The call for early elections seeks to create an outlet for the explosion of these social contradictions. But the electoral maneuver will not dissolve the convulsive situation. This is what can be observed with the maneuvers of imperialism to use tragedy to condition “humanitarian aid” to the approval of counter-reforms dictated by the IMF. Emanuel Macron, president of France, arrived in Beirut two days after the explosion. Among the rubble, he offered to organize international aid personally, but with the proviso that the reforms aborted by the fall of Hariri should be imposed immediately. So that the “reconstruction of Lebanon”, under the euphemism of “humanitarian aid”, will be paid for by the oppressed masses through labor, social security and fiscal counter-reforms.

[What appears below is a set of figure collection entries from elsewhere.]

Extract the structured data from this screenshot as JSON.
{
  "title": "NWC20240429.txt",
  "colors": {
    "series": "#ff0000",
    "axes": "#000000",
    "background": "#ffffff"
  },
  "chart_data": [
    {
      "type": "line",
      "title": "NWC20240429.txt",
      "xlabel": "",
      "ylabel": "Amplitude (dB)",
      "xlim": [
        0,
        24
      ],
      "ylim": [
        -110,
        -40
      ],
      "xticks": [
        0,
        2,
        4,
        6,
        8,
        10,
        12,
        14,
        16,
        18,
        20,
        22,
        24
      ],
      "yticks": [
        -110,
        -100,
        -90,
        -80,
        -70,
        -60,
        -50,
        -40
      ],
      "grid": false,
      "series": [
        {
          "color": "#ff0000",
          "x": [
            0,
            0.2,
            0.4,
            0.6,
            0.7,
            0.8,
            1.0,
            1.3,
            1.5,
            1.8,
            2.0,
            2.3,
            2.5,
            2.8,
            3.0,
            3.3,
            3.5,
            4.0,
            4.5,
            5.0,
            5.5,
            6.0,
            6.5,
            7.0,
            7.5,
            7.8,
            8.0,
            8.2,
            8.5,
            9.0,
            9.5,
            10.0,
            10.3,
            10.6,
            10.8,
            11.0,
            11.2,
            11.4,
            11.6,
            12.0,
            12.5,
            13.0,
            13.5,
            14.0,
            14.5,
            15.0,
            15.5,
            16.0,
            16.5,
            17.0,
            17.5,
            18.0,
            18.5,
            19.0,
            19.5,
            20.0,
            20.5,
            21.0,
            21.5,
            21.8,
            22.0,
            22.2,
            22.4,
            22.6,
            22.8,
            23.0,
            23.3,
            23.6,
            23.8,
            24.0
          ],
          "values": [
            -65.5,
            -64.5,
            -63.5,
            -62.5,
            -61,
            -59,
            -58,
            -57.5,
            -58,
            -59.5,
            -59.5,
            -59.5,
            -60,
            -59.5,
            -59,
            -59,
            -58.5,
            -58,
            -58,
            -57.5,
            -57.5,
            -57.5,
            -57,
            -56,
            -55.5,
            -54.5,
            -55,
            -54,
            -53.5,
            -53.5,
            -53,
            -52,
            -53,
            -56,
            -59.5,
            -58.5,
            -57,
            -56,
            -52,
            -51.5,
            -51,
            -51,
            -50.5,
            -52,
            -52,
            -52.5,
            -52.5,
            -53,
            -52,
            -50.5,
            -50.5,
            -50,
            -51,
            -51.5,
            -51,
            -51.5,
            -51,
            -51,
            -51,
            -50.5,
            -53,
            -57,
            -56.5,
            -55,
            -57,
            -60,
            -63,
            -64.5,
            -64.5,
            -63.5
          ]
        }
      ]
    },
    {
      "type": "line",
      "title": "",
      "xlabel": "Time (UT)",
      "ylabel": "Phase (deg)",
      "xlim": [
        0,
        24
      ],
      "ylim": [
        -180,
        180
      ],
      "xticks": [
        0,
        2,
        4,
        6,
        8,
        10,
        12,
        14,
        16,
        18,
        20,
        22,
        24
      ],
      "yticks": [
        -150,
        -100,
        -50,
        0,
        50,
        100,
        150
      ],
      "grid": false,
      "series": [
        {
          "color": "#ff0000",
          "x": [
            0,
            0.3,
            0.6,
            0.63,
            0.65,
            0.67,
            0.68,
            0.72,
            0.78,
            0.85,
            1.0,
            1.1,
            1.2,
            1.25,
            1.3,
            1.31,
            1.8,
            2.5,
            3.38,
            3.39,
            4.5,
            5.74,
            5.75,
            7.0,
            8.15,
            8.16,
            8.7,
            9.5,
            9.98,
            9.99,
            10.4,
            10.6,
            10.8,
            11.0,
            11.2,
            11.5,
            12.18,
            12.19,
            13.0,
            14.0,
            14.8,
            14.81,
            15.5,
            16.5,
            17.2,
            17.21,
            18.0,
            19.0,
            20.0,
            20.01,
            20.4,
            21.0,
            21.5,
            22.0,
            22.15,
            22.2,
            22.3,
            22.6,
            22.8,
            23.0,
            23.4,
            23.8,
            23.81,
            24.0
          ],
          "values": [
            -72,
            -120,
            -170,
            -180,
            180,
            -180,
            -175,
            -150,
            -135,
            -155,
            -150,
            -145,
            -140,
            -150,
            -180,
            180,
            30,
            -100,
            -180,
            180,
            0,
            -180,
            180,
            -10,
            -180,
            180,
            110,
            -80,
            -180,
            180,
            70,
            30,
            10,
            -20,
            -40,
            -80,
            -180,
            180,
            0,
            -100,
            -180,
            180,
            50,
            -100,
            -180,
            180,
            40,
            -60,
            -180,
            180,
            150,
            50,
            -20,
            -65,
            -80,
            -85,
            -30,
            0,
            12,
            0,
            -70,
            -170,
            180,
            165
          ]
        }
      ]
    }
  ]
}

It is good to remember that Lebanon is a country in permanent dispute between the Sunni and Shiite Arab fractions. The “peaceful” coexistence was only possible as long as the world economy and the agreements for sharing territories and areas of influence made it possible to accommodate the shocks. The 2008 crisis, with the breakdown of the economy, spurred the struggle between the dominant fractions of the feudal-bourgeoisie in the Middle East. The worsening regional war clashes between Israel and Palestine, Hezbolah (paramilitary organization dominant in Lebanon) and Syria, on the one side; as well as the interventionist threats from Sunni countries against Iran (Shiite), on the other, expose the shadow of the civil war that devastated the country for 15 years, and which is projected in the current political situation. Over these factions, in permanent dispute, the imperialist monopoly capital hangs, which aims to restore the links of their domination, enhancing interventionism over the region’s semi-colonies.
Such is the most general framework in which the masses resume their struggle in defense of their living conditions. The situation, therefore, requires that the exploited Lebanese take a leap in their independent political organization, and struggle to transform the social strength of the workers’ and popular uprising into a movement capable of imposing the country’s self-determination, and opening the way for the proletariat’s struggle for power.
The conditions are favorable for the class-conscious vanguard to place itself as constituting a Trotskyist Marxist-Leninist party. This is the strategic task that arises in the midst of the mass struggle. In Brazil, we support the Lebanese people’s struggle for their liberation from the fractions of power that express the interests of the feudal-bourgeoisie, and of colonial imperialism.